Everything is over $\mathbb C$. Let $X\to \mathbb P^1$ be a fiber bundle with fiber some smooth projective variety $F$. If we have another such bundle $Y \to \mathbb P^1$, then, for which $p,q$ we have the Hodge number $h^{p,q}(X)=h^{p,q}(Y)$?
Apparently, the outer Hodge numbers (essentially $h^{p,0}$) are equal since they are birational equivalent. But can we expect more? Is it true that all the Hodge numbers of $X$ and $Y$ are equal? (I know this is true for projective bundles, i.e. $F\cong \mathbb P^n$, but I have no idea for general bundles. I guess it is not.)
Thanks!
It is true in general, the keyword is Grothendieck ring of varieties.

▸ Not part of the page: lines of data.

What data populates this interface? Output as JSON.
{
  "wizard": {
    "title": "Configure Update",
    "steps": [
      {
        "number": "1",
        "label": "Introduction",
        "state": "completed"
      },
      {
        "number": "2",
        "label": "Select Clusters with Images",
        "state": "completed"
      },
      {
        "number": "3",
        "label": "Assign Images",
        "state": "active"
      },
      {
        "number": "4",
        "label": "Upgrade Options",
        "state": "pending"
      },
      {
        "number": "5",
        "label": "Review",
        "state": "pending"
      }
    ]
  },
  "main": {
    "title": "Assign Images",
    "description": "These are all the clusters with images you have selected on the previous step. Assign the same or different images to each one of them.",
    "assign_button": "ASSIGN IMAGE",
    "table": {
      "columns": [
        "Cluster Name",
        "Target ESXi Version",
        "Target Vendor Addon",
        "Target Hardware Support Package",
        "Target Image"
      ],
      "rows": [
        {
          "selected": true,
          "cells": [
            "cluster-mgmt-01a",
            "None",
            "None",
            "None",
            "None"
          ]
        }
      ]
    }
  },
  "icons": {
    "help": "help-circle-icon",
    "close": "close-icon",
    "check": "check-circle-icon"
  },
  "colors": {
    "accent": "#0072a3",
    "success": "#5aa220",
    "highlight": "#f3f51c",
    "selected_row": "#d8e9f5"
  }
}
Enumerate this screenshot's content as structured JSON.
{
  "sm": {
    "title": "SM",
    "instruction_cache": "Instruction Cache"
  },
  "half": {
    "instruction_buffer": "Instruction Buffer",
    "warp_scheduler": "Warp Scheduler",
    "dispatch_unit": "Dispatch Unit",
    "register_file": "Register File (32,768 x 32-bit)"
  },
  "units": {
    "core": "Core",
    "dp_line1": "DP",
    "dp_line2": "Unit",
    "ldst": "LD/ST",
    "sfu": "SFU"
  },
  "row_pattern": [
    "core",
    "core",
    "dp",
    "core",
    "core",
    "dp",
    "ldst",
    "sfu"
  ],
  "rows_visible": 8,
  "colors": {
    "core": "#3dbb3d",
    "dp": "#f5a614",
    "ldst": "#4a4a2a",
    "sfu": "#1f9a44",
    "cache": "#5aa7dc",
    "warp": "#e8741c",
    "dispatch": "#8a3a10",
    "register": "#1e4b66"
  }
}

I am not sure for a reference, but it's probably in the recent book by Chambert-Loir, Nicaise and Sebag about motivic integration.
There is a ring $\mathrm K_0(\mathrm{Var}/\Bbb C)$ defined as follows : take the free abelian group generated by algebraic varieties over $\Bbb C$. Define a product as $[X] \cdot [Y] = [X \times Y]$, and impose the relations $[X] = [U] + [Z]$ for any open set $U \subset X, Z = X \backslash U$.
Theorem : There is a unique morphism $\mathrm K_0(\mathrm{Var}/\Bbb C) \to \Bbb Z[u,v]$ that coincide with Hodge polynomials $\sum_{p,q}h^{p,q}u^pv^q$ on projective smooth varieties.
It is easy to check that if $X \to B$ is a fiber bundle in the Zariski topology with fiber $F$, then $[X] = [F] \cdot [B]$ in $K_0$. In particular, with your notation $[X] = [Y]$ in $\mathrm{K}_0(\mathrm{Var}/ \Bbb C)$ so their Hodge polynomial coincide.